WASHINGTON— The Maryland Transportation Authority is proposing its first statewide toll increases to generate more revenue to back bonds that were issued for two major highway projects and for rehabilitating aging infrastructure.
The toll increases, which the authority hopes to be able to put in place by Oct. 1 and Jan. 1, are expected to raise $77 million dollars in their first year, according to the authority.
The highway construction projects are the Intercounty Connector north of Washington, D.C., and express toll lanes next to Interstate 95 near Baltimore. The state is proposing to double the toll to $5 from $2.50 on the Bay Bridge between Washington and Maryland’s eastern shore beach resorts. It would be the bridge’s first toll increase since 1975.
The state also is proposing toll increases of $1 or $2 for other bridges and tunnels, lower discounts for E-ZPass commuters, and new video toll systems to record cars’ license plates.
“It was something we’ve known we needed to do and we’ve needed to do for along time, as we have issued significant amounts of debt over the last several years,” said Maryland Transportation Secretary Beverly Swaim-Staley.

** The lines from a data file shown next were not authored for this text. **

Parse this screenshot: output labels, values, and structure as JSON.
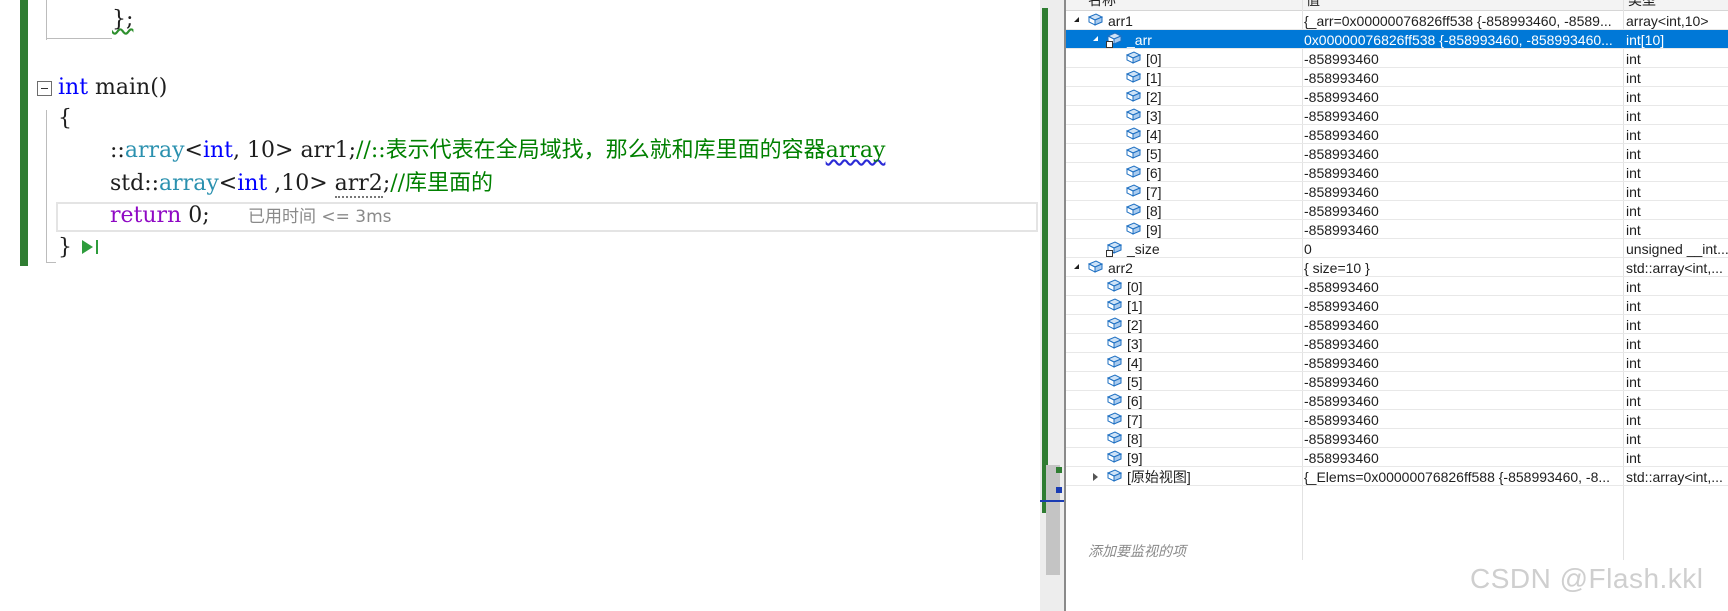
{
  "editor": {
    "lines": [
      {
        "id": "struct-end",
        "tokens": [
          {
            "t": "};",
            "cls": "squiggle-green"
          }
        ]
      },
      {
        "id": "main-decl",
        "tokens": [
          {
            "t": "int",
            "cls": "kw"
          },
          {
            "t": " main()",
            "cls": ""
          }
        ]
      },
      {
        "id": "open-brace",
        "tokens": [
          {
            "t": "{",
            "cls": ""
          }
        ]
      },
      {
        "id": "arr1-decl",
        "tokens": [
          {
            "t": "::",
            "cls": ""
          },
          {
            "t": "array",
            "cls": "type"
          },
          {
            "t": "<",
            "cls": ""
          },
          {
            "t": "int",
            "cls": "kw"
          },
          {
            "t": ", 10> ",
            "cls": ""
          },
          {
            "t": "arr1",
            "cls": ""
          },
          {
            "t": ";",
            "cls": ""
          },
          {
            "t": "//::表示代表在全局域找，那么就和库里面的容器",
            "cls": "cm"
          },
          {
            "t": "array",
            "cls": "cm squiggle-blue"
          }
        ]
      },
      {
        "id": "arr2-decl",
        "tokens": [
          {
            "t": "std::",
            "cls": ""
          },
          {
            "t": "array",
            "cls": "type"
          },
          {
            "t": "<",
            "cls": ""
          },
          {
            "t": "int",
            "cls": "kw"
          },
          {
            "t": " ,10> ",
            "cls": ""
          },
          {
            "t": "arr2",
            "cls": "dotted"
          },
          {
            "t": ";",
            "cls": ""
          },
          {
            "t": "//库里面的",
            "cls": "cm"
          }
        ]
      },
      {
        "id": "return-stmt",
        "tokens": [
          {
            "t": "return",
            "cls": "ret"
          },
          {
            "t": " 0;",
            "cls": ""
          }
        ]
      },
      {
        "id": "close-brace",
        "tokens": [
          {
            "t": "}",
            "cls": ""
          }
        ]
      }
    ],
    "timing_hint": "已用时间 <= 3ms"
  },
  "watch": {
    "columns": {
      "name": "名称",
      "value": "值",
      "type": "类型"
    },
    "rows": [
      {
        "indent": 0,
        "expander": "open",
        "icon": "object-icon",
        "lock": false,
        "name": "arr1",
        "value": "{_arr=0x00000076826ff538 {-858993460, -8589...",
        "type": "array<int,10>",
        "selected": false
      },
      {
        "indent": 1,
        "expander": "open",
        "icon": "object-icon",
        "lock": true,
        "name": "_arr",
        "value": "0x00000076826ff538 {-858993460, -858993460...",
        "type": "int[10]",
        "selected": true
      },
      {
        "indent": 2,
        "expander": "none",
        "icon": "object-icon",
        "lock": false,
        "name": "[0]",
        "value": "-858993460",
        "type": "int",
        "selected": false
      },
      {
        "indent": 2,
        "expander": "none",
        "icon": "object-icon",
        "lock": false,
        "name": "[1]",
        "value": "-858993460",
        "type": "int",
        "selected": false
      },
      {
        "indent": 2,
        "expander": "none",
        "icon": "object-icon",
        "lock": false,
        "name": "[2]",
        "value": "-858993460",
        "type": "int",
        "selected": false
      },
      {
        "indent": 2,
        "expander": "none",
        "icon": "object-icon",
        "lock": false,
        "name": "[3]",
        "value": "-858993460",
        "type": "int",
        "selected": false
      },
      {
        "indent": 2,
        "expander": "none",
        "icon": "object-icon",
        "lock": false,
        "name": "[4]",
        "value": "-858993460",
        "type": "int",
        "selected": false
      },
      {
        "indent": 2,
        "expander": "none",
        "icon": "object-icon",
        "lock": false,
        "name": "[5]",
        "value": "-858993460",
        "type": "int",
        "selected": false
      },
      {
        "indent": 2,
        "expander": "none",
        "icon": "object-icon",
        "lock": false,
        "name": "[6]",
        "value": "-858993460",
        "type": "int",
        "selected": false
      },
      {
        "indent": 2,
        "expander": "none",
        "icon": "object-icon",
        "lock": false,
        "name": "[7]",
        "value": "-858993460",
        "type": "int",
        "selected": false
      },
      {
        "indent": 2,
        "expander": "none",
        "icon": "object-icon",
        "lock": false,
        "name": "[8]",
        "value": "-858993460",
        "type": "int",
        "selected": false
      },
      {
        "indent": 2,
        "expander": "none",
        "icon": "object-icon",
        "lock": false,
        "name": "[9]",
        "value": "-858993460",
        "type": "int",
        "selected": false
      },
      {
        "indent": 1,
        "expander": "none",
        "icon": "object-icon",
        "lock": true,
        "name": "_size",
        "value": "0",
        "type": "unsigned __int...",
        "selected": false
      },
      {
        "indent": 0,
        "expander": "open",
        "icon": "object-icon",
        "lock": false,
        "name": "arr2",
        "value": "{ size=10 }",
        "type": "std::array<int,...",
        "selected": false
      },
      {
        "indent": 1,
        "expander": "none",
        "icon": "object-icon",
        "lock": false,
        "name": "[0]",
        "value": "-858993460",
        "type": "int",
        "selected": false
      },
      {
        "indent": 1,
        "expander": "none",
        "icon": "object-icon",
        "lock": false,
        "name": "[1]",
        "value": "-858993460",
        "type": "int",
        "selected": false
      },
      {
        "indent": 1,
        "expander": "none",
        "icon": "object-icon",
        "lock": false,
        "name": "[2]",
        "value": "-858993460",
        "type": "int",
        "selected": false
      },
      {
        "indent": 1,
        "expander": "none",
        "icon": "object-icon",
        "lock": false,
        "name": "[3]",
        "value": "-858993460",
        "type": "int",
        "selected": false
      },
      {
        "indent": 1,
        "expander": "none",
        "icon": "object-icon",
        "lock": false,
        "name": "[4]",
        "value": "-858993460",
        "type": "int",
        "selected": false
      },
      {
        "indent": 1,
        "expander": "none",
        "icon": "object-icon",
        "lock": false,
        "name": "[5]",
        "value": "-858993460",
        "type": "int",
        "selected": false
      },
      {
        "indent": 1,
        "expander": "none",
        "icon": "object-icon",
        "lock": false,
        "name": "[6]",
        "value": "-858993460",
        "type": "int",
        "selected": false
      },
      {
        "indent": 1,
        "expander": "none",
        "icon": "object-icon",
        "lock": false,
        "name": "[7]",
        "value": "-858993460",
        "type": "int",
        "selected": false
      },
      {
        "indent": 1,
        "expander": "none",
        "icon": "object-icon",
        "lock": false,
        "name": "[8]",
        "value": "-858993460",
        "type": "int",
        "selected": false
      },
      {
        "indent": 1,
        "expander": "none",
        "icon": "object-icon",
        "lock": false,
        "name": "[9]",
        "value": "-858993460",
        "type": "int",
        "selected": false
      },
      {
        "indent": 1,
        "expander": "closed",
        "icon": "object-icon",
        "lock": false,
        "name": "[原始视图]",
        "value": "{_Elems=0x00000076826ff588 {-858993460, -8...",
        "type": "std::array<int,...",
        "selected": false
      }
    ],
    "add_item_placeholder": "添加要监视的项"
  },
  "watermark": "CSDN @Flash.kkl"
}
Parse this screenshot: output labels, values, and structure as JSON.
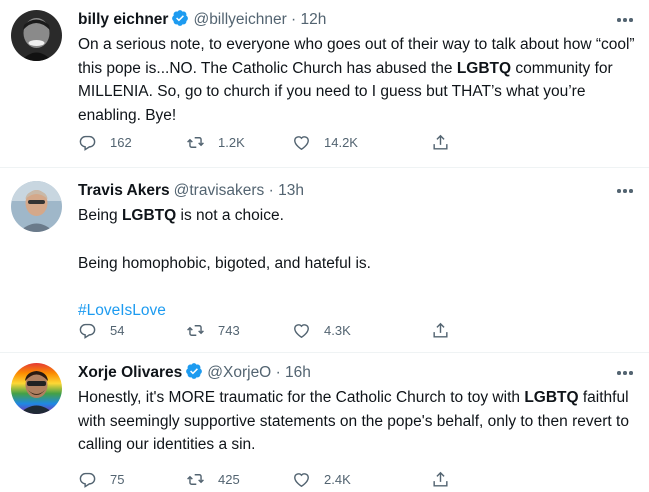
{
  "colors": {
    "link": "#1d9bf0",
    "verified": "#1d9bf0",
    "secondary": "#536471"
  },
  "tweets": [
    {
      "name": "billy eichner",
      "verified": true,
      "handle": "@billyeichner",
      "dot": "·",
      "time": "12h",
      "body_parts": [
        "On a serious note, to everyone who goes out of their way to talk about how “cool” this pope is...NO. The Catholic Church has abused the ",
        "LGBTQ",
        " community for MILLENIA. So, go to church if you need to I guess but THAT’s what you’re enabling. Bye!"
      ],
      "replies": "162",
      "retweets": "1.2K",
      "likes": "14.2K"
    },
    {
      "name": "Travis Akers",
      "verified": false,
      "handle": "@travisakers",
      "dot": "·",
      "time": "13h",
      "line1_a": "Being ",
      "line1_b": "LGBTQ",
      "line1_c": " is not a choice.",
      "line2": "Being homophobic, bigoted, and hateful is.",
      "hashtag": "#LoveIsLove",
      "replies": "54",
      "retweets": "743",
      "likes": "4.3K"
    },
    {
      "name": "Xorje Olivares",
      "verified": true,
      "handle": "@XorjeO",
      "dot": "·",
      "time": "16h",
      "body_parts": [
        "Honestly, it's MORE traumatic for the Catholic Church to toy with ",
        "LGBTQ",
        " faithful with seemingly supportive statements on the pope's behalf, only to then revert to calling our identities a sin."
      ],
      "replies": "75",
      "retweets": "425",
      "likes": "2.4K"
    }
  ]
}
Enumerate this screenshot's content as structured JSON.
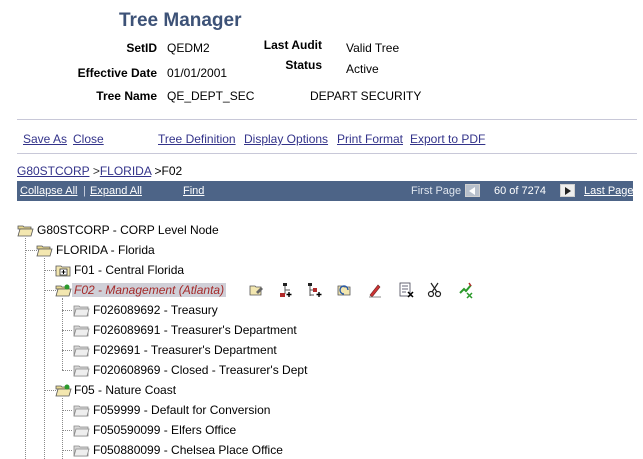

But she also concedes Maryland drivers have not necessarily known about the toll plans for a long time.
“One of the challenges we have is that we’ve had historically low toll rates,” she said. “So it is definitely sticker shock after decades of not having to raise our tolls in many cases.”
The MDTA plans to hold nine public hearings on the proposed toll increases this month.
The Transportation Authority is a self-sustaining enterprise that operates the state’s bridges, tunnels, and turnpikes on toll revenues, completely separate from the state’s general transportation funding, so the toll increases are not a response to declining state gasoline tax revenue or declining federal aid.
The MDTA has issued $2.5 billion of bonds over the last few years as part of a capital plan covering 2008 to 2014.
Analyst Adam Torres at Standard & Poor’s said the MDTA toll increase is the kind of thing similar large systems do to keep their financial metrics on plan and their facilities in a state of good repair. Generally it has allowed issuers to keep their credit ratings stable, he said.
Typically on mature statewide systems, “its holding up. If there have been declines they haven’t been dramatic,” he said.
A mature system such as Maryland is in a different financial situation from many startup toll roads, which have to rely on projected traffic growth if they’re to remain in good fiscal condition, according to Torres.
“It can get all over the place,” is how Fitch Ratings analyst Chad Lewis characterized the financing plans of new toll roads. Fitch expects to see more new toll roads coming along as other sources of financing decline.
“It really varies,” Lewis said. “If they were very highly leveraged out of the box and depend on growth in certain different areas and [are] certainly dependent on toll increases, that would just make them riskier.”
Fitch warned investors in a recent special report on transportation financing that not all assets are self-supporting, or essential from an economic standpoint, regardless of how rosy the traffic and revenue forecast may be.